È un aspetto risibile rispetto alla portata dell’operazione. Anche quando erano rivali, Mondadori e Rcs se li sono sempre spartiti. I premi, e in particolare lo Strega, non sono mai stati troppo divertenti. Il vero problema della fusione non è la competizione tra monopolisti del mercato, ma la perdita delle differenze e dell’articolazione interna, oltre che di strategia.

«Mondazzoli» potrebbe fare la fine del Milan e Berlusconi, un giorno, la venderà a giganti mondiali come Bertelsmann o Murdoch?

È un’ipotesi verosimile che non va esclusa. È già avvenuto in settori molto lontani come quello alimentare. La logica di impresa potrebbe mutuare questa strategia adattandola all’editoria.

Qual è il futuro della saggistica in un mercato dove si legge pochissimo e anche l’Aie, con la campagna #ioleggoperché, punta solo sul romanzo?

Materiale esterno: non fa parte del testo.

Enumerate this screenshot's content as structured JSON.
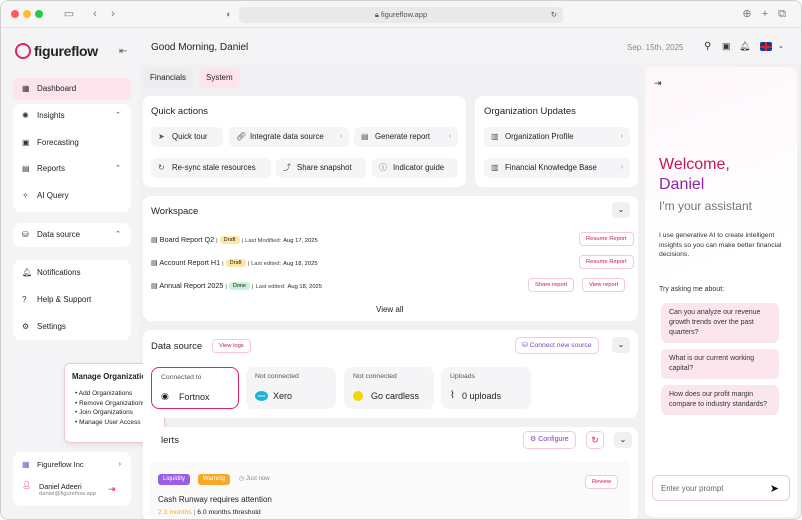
{
  "browser": {
    "url": "figureflow.app"
  },
  "colors": {
    "accent": "#e0245e",
    "nav_active": "#fde4ec",
    "draft": "#ffe7a3",
    "done": "#c9f2d3",
    "liquidity": "#9b5de5",
    "warning": "#f9a826"
  },
  "sidebar": {
    "logo": "figureflow",
    "items": [
      {
        "label": "Dashboard",
        "icon": "grid-icon"
      },
      {
        "label": "Insights",
        "icon": "bulb-icon"
      },
      {
        "label": "Forecasting",
        "icon": "calendar-icon"
      },
      {
        "label": "Reports",
        "icon": "report-icon"
      },
      {
        "label": "AI Query",
        "icon": "sparkle-icon"
      },
      {
        "label": "Data source",
        "icon": "database-icon"
      },
      {
        "label": "Notifications",
        "icon": "bell-icon"
      },
      {
        "label": "Help & Support",
        "icon": "help-icon"
      },
      {
        "label": "Settings",
        "icon": "gear-icon"
      }
    ],
    "org": "Figureflow Inc",
    "user": {
      "name": "Daniel Adeeri",
      "email": "daniel@figureflow.app"
    }
  },
  "tooltip": {
    "title": "Manage Organizations",
    "items": [
      "Add Organizations",
      "Remove Organizations",
      "Join Organizations",
      "Manage User Access"
    ]
  },
  "header": {
    "greeting": "Good Morning, Daniel",
    "date": "Sep. 15th, 2025"
  },
  "tabs": [
    "Financials",
    "System"
  ],
  "quick_actions": {
    "title": "Quick actions",
    "items": [
      "Quick tour",
      "Integrate data source",
      "Generate report",
      "Re-sync stale resources",
      "Share snapshot",
      "Indicator guide"
    ]
  },
  "org_updates": {
    "title": "Organization Updates",
    "items": [
      "Organization Profile",
      "Financial Knowledge Base"
    ]
  },
  "workspace": {
    "title": "Workspace",
    "docs": [
      {
        "name": "Board Report Q2",
        "status": "Draft",
        "date_label": "Last Modified:",
        "date": "Aug 17, 2025",
        "actions": [
          "Resume Report"
        ]
      },
      {
        "name": "Account Report H1",
        "status": "Draft",
        "date_label": "Last edited:",
        "date": "Aug 18, 2025",
        "actions": [
          "Resume Report"
        ]
      },
      {
        "name": "Annual Report 2025",
        "status": "Done",
        "date_label": "Last edited:",
        "date": "Aug 18, 2025",
        "actions": [
          "Share report",
          "View report"
        ]
      }
    ],
    "view_all": "View all"
  },
  "data_source": {
    "title": "Data source",
    "view_logs": "View logs",
    "connect": "Connect new source",
    "cards": [
      {
        "label": "Connected to",
        "value": "Fortnox"
      },
      {
        "label": "Not connected",
        "value": "Xero"
      },
      {
        "label": "Not connected",
        "value": "Go cardless"
      },
      {
        "label": "Uploads",
        "value": "0 uploads"
      }
    ]
  },
  "alerts": {
    "title": "lerts",
    "configure": "Configure",
    "item": {
      "tags": [
        "Liquidity",
        "Warning"
      ],
      "time": "Just now",
      "title": "Cash Runway requires attention",
      "value": "2.3 months",
      "threshold": "6.0 months threshold",
      "action": "Review"
    }
  },
  "assistant": {
    "welcome1": "Welcome,",
    "welcome2": "Daniel",
    "sub": "I'm your assistant",
    "desc": "I use generative AI to create intelligent insights so you can make better financial decisions.",
    "try": "Try asking me about:",
    "suggestions": [
      "Can you analyze our revenue growth trends over the past quarters?",
      "What is our current working capital?",
      "How does our profit margin compare to industry standards?"
    ],
    "prompt_placeholder": "Enter your prompt"
  }
}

La saggistica di successo che sta nelle classifiche e rientra nella logica di mercato, continuerà. Lasciando da parte quella universitaria, a rischio è la saggistica di ricerca e di studio che si rivolge a un pubblico più ampio. Il maggior numero dei rifiuti editoriali avviene in questo campo. Tutti, scrittori compresi, ne hanno subìto uno da parte di un editore. Ma non c’è dubbio che i rifiuti continueranno a colpire sempre più la saggistica, costringendo gli autori a una peregrinazione continua.